As Liell continued, sales followed a negative trend in the first quarter of 2012 compared to the same period of 2011. In the case of burnt products, the industry sold, at 1.52 million tonnes, 3.7 % less than in the preceding year. Higher sales in the fields of building materials and environmental protection were not enough to balance out the deficit in the important steel and chemicals sectors, concluded the departing BVK chairman. “The German lime industry assumes, not least of all, that the fall in the motor-vehicle market and in investments in plant and equipment, that it will not be possible to achieve the result from 2011 in the year 2012”.
In closing, Liell also focused on the effects of emissions trading. He stated that it is necessary to assume that a good 20 % of certificates would have to be purchased, spread across all German lime industry plants at the end of the third trading period. This, he noted, would mean a further burden for the lime industry on top of rising energy prices. Liell was also unable to predict that CO2 certificate prices would remain at their present level. In addition, the industry’s productivity improvements and the energy-efficiency potentials of its kilns are now practically exhausted. It would therefore no longer be possible to absorb extra costs by means of further production-cost economies.

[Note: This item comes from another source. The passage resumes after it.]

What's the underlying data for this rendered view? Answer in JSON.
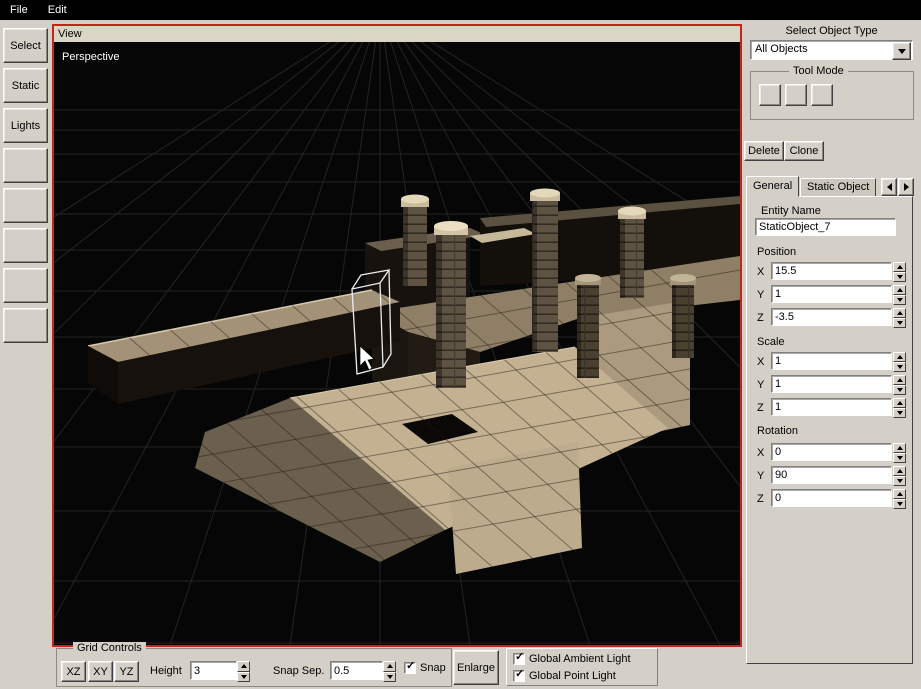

Martin Ogilvie, principal director of the BVK (Fig. 3), then submitted the Annual Report for 2011/2012 and reviewed the most important topics. It was apparent that the lime industry’s products are indispensable for Germany as an industrial location, since limestone and lime are the basic requisites needed at the start of numerous industrial value chains. Of the association’s current core activities, Ogilvie mentioned lobbying in Berlin and Brussels on the subjects of the energy turnaround, climate policy and emissions trading, along with the upcoming revision of energy and climate tax concessions for industry as the essential elements.
Prof. Dr. Wolfgang Hüther, director of the Cologne Institute for Economic Research, then read a celebratory address on the subject of: “German Industry: What will be the basis of its success in the future?” (Fig. 4).
The next general meeting of the BVK is expected to take place in June 2013 in Warnemünde (Baltic Sea).